Dario,
I looked at your photos but cannot make a case to myself that these
photos show representative behaviors of the two cameras accurately.
What I mean is: to answer the question "does one body have more
exposure latitude than the other?", I'd have to have a RAW image
taken with the exact same lighting and exposure settings, or an un-
altered in-camera JPEG image taken with the same parameter settings,
both of the same target and taken from the same position with the
same lens, to give me confidence that I was seeing a difference
characterizing the two cameras accurately.
RAW format exposures should be definitive.

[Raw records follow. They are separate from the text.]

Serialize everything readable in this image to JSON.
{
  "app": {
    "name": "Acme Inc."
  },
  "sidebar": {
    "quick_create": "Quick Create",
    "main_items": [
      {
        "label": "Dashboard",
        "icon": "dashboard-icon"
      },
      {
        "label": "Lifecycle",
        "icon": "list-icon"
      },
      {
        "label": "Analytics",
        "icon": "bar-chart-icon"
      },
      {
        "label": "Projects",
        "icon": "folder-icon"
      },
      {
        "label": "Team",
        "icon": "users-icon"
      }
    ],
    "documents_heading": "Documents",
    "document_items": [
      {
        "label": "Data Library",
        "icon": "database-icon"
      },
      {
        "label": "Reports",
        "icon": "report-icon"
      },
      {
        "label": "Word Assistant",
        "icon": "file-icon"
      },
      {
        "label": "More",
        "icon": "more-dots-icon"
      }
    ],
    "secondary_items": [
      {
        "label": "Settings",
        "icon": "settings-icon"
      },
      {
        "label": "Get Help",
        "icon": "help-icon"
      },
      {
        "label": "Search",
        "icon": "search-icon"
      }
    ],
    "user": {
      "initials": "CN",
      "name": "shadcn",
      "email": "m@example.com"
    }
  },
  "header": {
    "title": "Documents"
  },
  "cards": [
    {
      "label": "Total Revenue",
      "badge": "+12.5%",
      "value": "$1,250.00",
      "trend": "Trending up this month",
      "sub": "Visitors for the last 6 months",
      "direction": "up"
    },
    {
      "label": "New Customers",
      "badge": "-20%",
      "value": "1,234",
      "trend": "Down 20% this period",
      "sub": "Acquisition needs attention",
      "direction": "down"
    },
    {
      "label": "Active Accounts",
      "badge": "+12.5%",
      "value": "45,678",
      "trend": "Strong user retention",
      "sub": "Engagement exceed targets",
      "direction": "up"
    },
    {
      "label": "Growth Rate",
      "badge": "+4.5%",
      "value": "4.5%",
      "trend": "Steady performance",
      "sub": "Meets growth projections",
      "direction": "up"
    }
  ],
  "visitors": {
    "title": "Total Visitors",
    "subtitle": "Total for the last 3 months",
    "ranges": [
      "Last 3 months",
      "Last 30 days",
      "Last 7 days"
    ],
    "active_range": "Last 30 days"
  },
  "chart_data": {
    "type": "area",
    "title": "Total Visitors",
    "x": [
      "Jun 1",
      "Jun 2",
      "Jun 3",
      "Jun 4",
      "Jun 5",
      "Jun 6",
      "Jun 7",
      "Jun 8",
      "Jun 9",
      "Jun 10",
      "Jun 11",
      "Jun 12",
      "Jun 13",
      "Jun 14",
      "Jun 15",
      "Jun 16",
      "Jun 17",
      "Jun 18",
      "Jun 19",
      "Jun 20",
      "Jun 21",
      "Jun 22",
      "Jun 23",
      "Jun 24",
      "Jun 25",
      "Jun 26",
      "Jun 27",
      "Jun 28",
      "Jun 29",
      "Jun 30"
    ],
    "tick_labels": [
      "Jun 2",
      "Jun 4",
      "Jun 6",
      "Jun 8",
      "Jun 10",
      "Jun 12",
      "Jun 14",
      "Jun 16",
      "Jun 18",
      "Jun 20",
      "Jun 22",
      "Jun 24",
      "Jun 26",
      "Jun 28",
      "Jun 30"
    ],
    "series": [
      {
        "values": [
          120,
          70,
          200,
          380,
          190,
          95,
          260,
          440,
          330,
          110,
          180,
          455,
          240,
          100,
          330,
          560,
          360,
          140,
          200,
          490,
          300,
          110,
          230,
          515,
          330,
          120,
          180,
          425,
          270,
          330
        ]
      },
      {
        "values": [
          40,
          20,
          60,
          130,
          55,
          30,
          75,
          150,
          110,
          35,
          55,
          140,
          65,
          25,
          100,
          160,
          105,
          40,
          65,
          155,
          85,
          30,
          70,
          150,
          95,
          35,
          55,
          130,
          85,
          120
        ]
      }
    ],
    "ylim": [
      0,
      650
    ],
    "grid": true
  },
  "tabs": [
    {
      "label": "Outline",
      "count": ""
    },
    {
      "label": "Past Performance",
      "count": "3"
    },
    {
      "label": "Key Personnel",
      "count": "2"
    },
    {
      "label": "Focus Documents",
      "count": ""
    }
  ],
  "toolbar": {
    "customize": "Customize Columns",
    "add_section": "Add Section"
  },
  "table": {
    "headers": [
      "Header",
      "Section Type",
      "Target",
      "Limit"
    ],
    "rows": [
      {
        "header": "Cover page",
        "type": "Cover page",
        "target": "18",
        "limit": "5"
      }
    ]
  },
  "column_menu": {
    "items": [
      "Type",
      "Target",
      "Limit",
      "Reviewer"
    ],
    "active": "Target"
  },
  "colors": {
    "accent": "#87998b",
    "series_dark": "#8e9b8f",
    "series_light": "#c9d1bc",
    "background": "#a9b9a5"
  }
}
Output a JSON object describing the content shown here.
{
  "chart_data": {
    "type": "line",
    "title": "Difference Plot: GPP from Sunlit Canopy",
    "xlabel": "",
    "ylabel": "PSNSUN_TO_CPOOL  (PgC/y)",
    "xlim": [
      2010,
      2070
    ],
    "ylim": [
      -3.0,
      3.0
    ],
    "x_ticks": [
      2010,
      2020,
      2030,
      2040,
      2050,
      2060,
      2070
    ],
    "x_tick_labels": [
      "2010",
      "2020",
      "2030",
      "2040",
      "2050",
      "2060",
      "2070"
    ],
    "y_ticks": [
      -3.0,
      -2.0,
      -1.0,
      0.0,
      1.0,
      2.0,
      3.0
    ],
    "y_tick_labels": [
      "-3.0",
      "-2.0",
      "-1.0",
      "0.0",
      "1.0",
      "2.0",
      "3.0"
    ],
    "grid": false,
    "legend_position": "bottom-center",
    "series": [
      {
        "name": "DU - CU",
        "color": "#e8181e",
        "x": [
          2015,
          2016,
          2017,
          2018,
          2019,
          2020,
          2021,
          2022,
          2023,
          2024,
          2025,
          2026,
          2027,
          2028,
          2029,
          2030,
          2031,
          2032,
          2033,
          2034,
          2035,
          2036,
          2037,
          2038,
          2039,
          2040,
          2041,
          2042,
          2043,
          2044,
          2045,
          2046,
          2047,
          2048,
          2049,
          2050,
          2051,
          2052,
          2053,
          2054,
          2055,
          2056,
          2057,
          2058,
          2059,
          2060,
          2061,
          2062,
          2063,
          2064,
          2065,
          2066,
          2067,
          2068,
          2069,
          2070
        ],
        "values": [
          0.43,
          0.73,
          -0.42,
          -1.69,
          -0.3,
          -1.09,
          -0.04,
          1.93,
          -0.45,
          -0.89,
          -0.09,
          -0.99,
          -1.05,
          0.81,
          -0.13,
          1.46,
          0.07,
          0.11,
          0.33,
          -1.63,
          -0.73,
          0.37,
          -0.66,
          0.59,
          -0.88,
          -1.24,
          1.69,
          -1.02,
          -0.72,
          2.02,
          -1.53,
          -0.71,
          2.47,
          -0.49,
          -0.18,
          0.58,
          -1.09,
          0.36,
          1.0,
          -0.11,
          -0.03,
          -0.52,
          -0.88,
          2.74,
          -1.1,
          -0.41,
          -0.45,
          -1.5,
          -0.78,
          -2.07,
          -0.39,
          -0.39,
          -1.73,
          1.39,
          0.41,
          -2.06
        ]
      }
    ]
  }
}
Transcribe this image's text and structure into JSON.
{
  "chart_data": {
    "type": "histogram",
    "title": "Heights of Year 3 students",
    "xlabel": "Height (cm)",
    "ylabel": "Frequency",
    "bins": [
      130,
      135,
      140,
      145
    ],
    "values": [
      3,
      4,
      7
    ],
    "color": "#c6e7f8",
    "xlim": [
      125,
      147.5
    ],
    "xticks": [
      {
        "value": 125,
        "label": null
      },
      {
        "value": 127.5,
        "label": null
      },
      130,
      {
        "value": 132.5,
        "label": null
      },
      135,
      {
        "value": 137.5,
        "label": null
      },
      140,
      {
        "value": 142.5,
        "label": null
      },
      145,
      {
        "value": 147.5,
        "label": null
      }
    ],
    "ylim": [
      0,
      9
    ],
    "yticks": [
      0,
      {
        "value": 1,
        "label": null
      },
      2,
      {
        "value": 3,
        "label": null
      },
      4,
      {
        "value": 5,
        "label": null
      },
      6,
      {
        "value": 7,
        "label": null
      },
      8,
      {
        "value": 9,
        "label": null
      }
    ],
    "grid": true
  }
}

For in-camera JPEGs, you
also have to allow for possible differences between in-camera RGB
rendering and JPEG compressions settings.
For example, a Canon 10D and a Canon 300D use the same sensor and
similar capture/rendering chipset, but Canon sets the defaults for
the 10D differently form the 300D *and* what the parameter settings
mean are not 1:1 mappings. I found that I could get JPEGs that looked
almost identical to the 300D on its defaults by up setting
Saturation, Contrast and Sharpening parameters, but I couldn't get
the 300D JPEGs to match the 10D's using the 10D's default parameters
as the 300D controls had a coarser adjustment range. The RAW files
from both cameras were insignificantly different at the same exposure
settings however.
I don't know whether the same is true of the D vs DS with regard to
JPEG rendering, but it should be for the RAW capture.